La necessità di vigilare sull’osservanza delle disposizioni del Concilio di Trento e sulla condotta morale del clero, specialmente in ordine al dovere della residenza, della predicazione, della catechesi al popolo e della cura degli infermi, portò a suddividere il territorio delle diocesi in distretti che subentrarono alle antiche suddivisioni plebane, quasi ovunque già scomparse o decadute. A partire dalla seconda metà del XVIII secolo, in seguito ad una riforma del Codice di Diritto Canonico, anche l’antica Pieve di Pontenure si trasformò così in Vicariato foraneo, pur continuando a svolgere le medesime funzioni di prima. Un elenco stilato nel 1786 da monsignor Gregorio Cerati, vescovo di Piacenza dal 1783 al 1807, consente di ricostruire con precisione quali parrocchie e oratori dipendevano dal Vicariato foraneo di Pontenure verso la fine del Settecentonel territorio del comune di Pontenure dipendevano direttamente dalla chiesa parrocchiale gli oratori di Valconasso, Albiano, La Calabresa, Menarolo, Cascinazza, Berta, San Giovanni e San Martino, oltre alla chiesa parrocchiale di San Colombano di Muradello, con gli oratori della Salvezza, San Rocco, Sant’Anna, Samboneto e Roveleto di Cadeo. Nel territorio del comune di Piacenza, la chiesa parrocchiale di San Bartolomeo Apostolo di Roncaglia, la chiesa parrocchiale di San Giacomo Maggiore di Borghetto e i dipendenti oratori dei Tedeschi, della Casa Vecchia e della Torre della Razza, e la chiesa parrocchiale di San Giorgio Martire delle Mose, con gli oratori della Croce Grossa, del Malcantone e della Beata Vergine delle Grazie; nel territorio del comune di Caorso, la chiesa parrocchiale di Mezzanone, con gli oratori della Concezione Citra e Ultra, la chiesa parrocchiale di San Lorenzo Martire di Roncarolo, la chiesa parrocchiale di Santa Maria di Fossadello, con gli oratori di Sabbioncello e di Santa Teresa dei Zanoni. Nella prima metà dell’Ottocento dipendevano dal Vicariato foraneo di Pontenure le prepositure di Borghetto, Le Mose, Muradello e Roncaglia, le rettorie di Fossadello, Roncarolo e Speradera, la prioria di Cadeo e l’oratorio di Valconasso. L’arciprete di Pontenure aveva il titolo di vicario foraneo: in qualità di vicario del Vescovo in periferia, era incaricato di promuovere la vita liturgica, pastorale e la perfetta amministrazione nel territorio di sua competenza.

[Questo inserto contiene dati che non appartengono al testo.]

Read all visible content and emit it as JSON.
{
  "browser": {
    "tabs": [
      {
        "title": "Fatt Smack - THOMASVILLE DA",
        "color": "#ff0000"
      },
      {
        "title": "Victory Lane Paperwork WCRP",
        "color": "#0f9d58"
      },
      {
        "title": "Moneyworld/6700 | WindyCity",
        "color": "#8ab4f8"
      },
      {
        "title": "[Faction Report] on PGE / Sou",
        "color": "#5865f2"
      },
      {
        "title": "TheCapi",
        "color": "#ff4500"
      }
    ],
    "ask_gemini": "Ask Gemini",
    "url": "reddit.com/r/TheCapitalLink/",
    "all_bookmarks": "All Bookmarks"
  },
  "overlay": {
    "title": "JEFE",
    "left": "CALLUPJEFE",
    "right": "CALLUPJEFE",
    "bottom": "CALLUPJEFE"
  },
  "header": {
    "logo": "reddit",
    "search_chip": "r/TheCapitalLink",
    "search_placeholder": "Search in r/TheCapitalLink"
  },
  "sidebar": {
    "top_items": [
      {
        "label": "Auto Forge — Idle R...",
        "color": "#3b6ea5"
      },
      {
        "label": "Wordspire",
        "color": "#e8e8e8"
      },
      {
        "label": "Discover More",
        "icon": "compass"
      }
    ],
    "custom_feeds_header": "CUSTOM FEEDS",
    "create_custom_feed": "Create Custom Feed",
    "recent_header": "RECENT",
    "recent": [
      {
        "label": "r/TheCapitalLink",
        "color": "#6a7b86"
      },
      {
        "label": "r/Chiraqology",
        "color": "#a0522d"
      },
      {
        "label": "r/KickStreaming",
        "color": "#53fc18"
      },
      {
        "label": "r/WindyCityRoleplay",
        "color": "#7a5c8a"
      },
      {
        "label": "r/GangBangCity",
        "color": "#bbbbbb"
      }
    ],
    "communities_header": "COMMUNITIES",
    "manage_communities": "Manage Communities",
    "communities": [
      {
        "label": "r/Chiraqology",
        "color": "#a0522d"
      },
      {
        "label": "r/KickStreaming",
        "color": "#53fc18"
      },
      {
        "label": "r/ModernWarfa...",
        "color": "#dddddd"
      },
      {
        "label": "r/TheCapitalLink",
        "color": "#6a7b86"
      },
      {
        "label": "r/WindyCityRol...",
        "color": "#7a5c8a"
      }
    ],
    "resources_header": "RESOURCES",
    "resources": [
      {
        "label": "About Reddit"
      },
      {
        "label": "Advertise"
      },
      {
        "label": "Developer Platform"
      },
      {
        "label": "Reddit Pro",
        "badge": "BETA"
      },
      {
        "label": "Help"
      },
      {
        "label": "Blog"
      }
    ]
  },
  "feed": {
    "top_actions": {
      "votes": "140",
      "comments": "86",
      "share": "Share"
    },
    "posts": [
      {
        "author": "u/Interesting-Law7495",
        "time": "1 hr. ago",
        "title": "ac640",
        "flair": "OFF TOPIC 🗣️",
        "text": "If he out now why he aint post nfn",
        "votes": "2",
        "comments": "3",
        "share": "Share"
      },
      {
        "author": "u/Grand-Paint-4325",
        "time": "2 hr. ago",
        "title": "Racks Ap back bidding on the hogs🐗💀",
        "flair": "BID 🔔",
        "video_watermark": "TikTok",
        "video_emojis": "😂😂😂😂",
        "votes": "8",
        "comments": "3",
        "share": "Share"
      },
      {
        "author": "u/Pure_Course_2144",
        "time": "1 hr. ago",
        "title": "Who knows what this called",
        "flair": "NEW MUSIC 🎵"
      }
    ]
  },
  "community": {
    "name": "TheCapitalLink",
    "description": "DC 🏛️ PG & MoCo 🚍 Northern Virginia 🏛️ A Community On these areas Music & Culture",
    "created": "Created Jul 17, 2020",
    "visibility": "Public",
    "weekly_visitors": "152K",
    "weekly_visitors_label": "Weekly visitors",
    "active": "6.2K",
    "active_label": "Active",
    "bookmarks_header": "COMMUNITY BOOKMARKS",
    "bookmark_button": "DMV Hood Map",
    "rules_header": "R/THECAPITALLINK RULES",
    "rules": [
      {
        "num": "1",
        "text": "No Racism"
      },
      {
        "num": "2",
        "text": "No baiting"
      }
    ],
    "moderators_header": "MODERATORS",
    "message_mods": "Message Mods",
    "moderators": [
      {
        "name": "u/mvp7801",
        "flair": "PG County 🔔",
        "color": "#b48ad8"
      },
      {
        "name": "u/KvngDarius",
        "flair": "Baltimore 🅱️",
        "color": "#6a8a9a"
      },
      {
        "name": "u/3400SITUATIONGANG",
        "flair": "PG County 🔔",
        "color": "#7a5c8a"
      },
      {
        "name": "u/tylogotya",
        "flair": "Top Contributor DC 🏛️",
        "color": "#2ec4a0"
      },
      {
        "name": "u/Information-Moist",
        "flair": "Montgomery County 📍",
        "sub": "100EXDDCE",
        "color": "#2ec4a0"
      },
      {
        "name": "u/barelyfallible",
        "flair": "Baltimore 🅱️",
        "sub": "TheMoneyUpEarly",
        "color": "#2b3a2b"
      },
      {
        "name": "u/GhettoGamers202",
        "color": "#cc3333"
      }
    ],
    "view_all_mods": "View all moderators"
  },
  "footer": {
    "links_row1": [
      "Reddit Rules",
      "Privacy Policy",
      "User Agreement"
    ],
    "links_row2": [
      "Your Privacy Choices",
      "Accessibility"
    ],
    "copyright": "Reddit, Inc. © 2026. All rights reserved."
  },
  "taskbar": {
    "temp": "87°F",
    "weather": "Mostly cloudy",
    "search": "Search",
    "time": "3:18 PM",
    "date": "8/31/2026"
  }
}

Nel secondo dopoguerra la parrocchia di Pontenure e le parrocchie delle frazioni entrarono a far parte della circoscrizione pastorale della Bassa Valnure con Podenzano e San Giorgio Piacentino. A partire dall’8 giugno 2001 la geografia della Diocesi di Piacenza-Bobbio è stata completamente ridisegnata: le 428 parrocchie esistenti sono state suddivise in quaranta Unità Pastorali, ognuna guidata da un presbitero moderatore, facenti a loro volta parte di sette vicariati, ciascuno dei quali guidato da un vicario episcopale territoriale. La Parrocchia di Pontenure fa parte della V Unità Pastorale del Vicariato della Val Nure, comprendente anche le parrocchie di Valconasso, Muradello e Paderna.